Friday, December 01, 2006

Condensing and expanding

A common exercise for interpreters is to paraphrase a text or lecture, because that's basically what one does in interpreting if you ignore the fact that the result is in a new language. Two other good exercises are condensing, in which you distill the most essential meaning and thus reduce the size of the original text, and expanding, in which you use more words to say the same thing (without adding any new meaning). Condensing isn't that common in practice because in most interpreting situations your goal is to preserve all the meaning, but expanding is a useful tool for buying time.

My last interpreting class was split almost 50-50 among those who found condensing easier than expanding and those who found expanding easier. I myself am firmly in the latter category. Maybe it's because I'm verbose by nature---exacerbated because I'm a fast talker and a speedy typist---or because I'm so perfectionistic and detail-oriented that I find it difficult to constantly judge what is and isn't "essential" when I'm condensing.

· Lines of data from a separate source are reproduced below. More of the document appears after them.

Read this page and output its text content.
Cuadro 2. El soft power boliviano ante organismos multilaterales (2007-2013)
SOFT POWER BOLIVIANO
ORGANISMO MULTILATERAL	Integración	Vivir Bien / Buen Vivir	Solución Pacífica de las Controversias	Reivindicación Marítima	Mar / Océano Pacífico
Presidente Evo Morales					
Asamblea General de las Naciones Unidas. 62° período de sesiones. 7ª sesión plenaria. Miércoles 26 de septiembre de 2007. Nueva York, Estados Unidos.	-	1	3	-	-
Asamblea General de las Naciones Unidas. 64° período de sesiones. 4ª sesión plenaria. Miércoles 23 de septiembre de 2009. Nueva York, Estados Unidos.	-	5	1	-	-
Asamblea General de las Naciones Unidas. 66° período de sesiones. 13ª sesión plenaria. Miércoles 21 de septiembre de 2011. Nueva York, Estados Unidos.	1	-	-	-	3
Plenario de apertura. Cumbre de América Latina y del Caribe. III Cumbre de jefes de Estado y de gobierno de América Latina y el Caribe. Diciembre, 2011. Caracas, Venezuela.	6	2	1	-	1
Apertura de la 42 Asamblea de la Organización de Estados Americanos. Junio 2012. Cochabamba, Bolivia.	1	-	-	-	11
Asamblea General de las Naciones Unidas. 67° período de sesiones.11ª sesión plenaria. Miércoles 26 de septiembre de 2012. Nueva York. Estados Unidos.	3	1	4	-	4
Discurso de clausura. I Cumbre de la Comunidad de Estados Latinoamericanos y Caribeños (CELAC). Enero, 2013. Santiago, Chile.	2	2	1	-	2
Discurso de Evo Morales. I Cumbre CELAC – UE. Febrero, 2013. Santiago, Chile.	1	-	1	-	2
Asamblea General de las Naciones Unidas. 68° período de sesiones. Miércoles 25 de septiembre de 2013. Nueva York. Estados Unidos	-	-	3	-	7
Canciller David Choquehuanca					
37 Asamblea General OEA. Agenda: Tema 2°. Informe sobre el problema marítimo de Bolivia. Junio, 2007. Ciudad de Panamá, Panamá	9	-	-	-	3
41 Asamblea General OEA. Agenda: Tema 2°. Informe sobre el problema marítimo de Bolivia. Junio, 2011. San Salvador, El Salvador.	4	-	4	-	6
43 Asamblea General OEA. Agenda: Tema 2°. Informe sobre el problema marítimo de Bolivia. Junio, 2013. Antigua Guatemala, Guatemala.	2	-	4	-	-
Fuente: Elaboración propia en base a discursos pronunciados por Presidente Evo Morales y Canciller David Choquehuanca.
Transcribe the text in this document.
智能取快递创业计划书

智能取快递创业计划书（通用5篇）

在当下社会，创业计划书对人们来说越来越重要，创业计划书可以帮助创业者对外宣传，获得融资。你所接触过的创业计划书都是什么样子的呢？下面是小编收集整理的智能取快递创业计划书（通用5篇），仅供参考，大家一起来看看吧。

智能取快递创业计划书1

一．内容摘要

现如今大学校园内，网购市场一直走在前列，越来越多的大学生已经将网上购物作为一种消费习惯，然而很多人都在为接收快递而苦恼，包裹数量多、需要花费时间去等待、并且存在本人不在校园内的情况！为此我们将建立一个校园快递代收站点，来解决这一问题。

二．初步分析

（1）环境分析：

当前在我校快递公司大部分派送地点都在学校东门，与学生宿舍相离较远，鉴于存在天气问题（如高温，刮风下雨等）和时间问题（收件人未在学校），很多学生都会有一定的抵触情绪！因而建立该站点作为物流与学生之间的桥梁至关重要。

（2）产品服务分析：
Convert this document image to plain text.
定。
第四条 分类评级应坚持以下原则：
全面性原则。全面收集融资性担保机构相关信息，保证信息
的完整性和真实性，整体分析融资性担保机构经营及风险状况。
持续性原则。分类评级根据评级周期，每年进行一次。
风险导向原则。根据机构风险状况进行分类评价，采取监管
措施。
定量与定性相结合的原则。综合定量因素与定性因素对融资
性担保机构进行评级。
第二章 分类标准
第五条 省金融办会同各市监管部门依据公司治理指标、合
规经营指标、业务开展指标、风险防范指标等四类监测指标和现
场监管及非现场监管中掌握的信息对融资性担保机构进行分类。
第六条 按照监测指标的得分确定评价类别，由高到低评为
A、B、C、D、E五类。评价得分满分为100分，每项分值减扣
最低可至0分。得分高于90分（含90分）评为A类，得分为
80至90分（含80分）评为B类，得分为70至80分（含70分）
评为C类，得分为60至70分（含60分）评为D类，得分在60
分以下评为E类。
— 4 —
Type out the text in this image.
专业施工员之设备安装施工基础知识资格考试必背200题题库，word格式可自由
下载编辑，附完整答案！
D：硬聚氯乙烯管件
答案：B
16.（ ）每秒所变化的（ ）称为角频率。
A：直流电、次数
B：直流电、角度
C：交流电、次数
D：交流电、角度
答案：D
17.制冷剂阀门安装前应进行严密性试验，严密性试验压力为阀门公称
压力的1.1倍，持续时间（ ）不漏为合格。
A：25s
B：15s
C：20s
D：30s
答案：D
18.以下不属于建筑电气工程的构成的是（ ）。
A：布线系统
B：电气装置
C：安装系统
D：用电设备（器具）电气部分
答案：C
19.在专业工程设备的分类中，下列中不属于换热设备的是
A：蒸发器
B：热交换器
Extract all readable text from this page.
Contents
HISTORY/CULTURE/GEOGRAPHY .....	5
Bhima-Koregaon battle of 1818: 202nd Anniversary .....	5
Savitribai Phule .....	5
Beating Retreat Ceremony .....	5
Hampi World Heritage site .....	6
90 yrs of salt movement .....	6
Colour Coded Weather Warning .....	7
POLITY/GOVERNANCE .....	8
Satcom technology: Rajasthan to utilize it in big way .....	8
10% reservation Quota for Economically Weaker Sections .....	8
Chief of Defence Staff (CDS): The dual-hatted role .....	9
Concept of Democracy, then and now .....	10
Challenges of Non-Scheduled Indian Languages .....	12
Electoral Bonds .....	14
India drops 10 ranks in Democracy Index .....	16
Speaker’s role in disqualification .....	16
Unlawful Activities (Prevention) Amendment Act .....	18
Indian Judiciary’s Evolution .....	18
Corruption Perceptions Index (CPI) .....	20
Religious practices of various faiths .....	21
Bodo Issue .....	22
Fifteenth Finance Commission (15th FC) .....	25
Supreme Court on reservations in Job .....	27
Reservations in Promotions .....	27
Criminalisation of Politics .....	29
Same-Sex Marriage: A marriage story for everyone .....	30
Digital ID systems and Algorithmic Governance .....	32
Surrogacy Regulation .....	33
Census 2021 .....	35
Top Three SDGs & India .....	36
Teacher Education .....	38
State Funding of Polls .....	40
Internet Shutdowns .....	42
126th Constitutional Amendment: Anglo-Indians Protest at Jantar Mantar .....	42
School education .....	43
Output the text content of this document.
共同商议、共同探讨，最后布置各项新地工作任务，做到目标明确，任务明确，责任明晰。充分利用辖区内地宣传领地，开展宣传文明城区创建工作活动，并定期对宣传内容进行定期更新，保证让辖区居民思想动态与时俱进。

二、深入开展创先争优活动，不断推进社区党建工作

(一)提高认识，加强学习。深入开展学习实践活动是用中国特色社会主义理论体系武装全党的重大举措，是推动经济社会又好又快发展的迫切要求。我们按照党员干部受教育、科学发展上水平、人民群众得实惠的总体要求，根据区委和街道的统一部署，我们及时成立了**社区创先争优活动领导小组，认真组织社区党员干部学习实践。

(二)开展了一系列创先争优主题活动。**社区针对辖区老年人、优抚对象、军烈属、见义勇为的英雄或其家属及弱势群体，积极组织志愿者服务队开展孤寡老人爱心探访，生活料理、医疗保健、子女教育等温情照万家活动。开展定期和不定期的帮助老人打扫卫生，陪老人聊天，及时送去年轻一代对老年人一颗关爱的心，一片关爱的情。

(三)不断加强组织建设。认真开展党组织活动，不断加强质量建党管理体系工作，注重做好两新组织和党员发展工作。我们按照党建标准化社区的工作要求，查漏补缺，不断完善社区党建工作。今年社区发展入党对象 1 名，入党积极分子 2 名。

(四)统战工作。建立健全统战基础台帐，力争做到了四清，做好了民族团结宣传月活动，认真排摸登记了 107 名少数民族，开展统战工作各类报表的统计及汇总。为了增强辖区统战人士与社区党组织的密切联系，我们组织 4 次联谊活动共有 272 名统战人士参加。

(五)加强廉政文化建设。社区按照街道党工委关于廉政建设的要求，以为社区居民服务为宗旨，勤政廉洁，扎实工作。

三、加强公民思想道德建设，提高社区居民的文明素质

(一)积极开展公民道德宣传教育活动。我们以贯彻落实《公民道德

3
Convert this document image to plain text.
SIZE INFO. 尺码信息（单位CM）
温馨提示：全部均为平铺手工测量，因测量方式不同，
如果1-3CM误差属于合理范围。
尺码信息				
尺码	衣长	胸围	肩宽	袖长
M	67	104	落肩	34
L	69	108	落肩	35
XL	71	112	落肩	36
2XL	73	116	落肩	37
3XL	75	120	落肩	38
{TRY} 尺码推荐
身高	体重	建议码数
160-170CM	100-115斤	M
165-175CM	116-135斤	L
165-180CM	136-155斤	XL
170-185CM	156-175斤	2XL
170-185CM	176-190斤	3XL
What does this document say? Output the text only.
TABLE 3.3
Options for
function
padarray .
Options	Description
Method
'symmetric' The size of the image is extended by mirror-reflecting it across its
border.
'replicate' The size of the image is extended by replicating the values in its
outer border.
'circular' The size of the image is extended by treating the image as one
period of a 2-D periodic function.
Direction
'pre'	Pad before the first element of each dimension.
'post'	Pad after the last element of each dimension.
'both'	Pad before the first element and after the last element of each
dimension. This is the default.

Surprisingly, being the mother of a precocious, observant, and demanding 3-year-old gives me many great opportunities to practice these exercises. I frequently condense when I'm asked to read a bedtime story that's longer than I want, but it's difficult and I find myself often just skipping entire sentences instead of paraphrasing larger chunks to make the text flow more naturally. And expanding is a marvelous tool for obfuscation, as I demonstrated tonight while talking to my husband within earshot of my daughter:

"After those individuals in our domicile who are of less than legal age begin their somnolescence*, would you like to ambulate to that location containing dairy products of 31 varieties?" Translation: "Wanna go for a walk to get ice cream after the kids are in bed?" The inquiry floated right past my daughter, whereas the natural version would have yielded insistent cries of "I wanna come too!"

*It turns out that somnolescence isn't actually a word; somnolence was what I should have used. I think I got it from obsolescence, a common term in the software industry.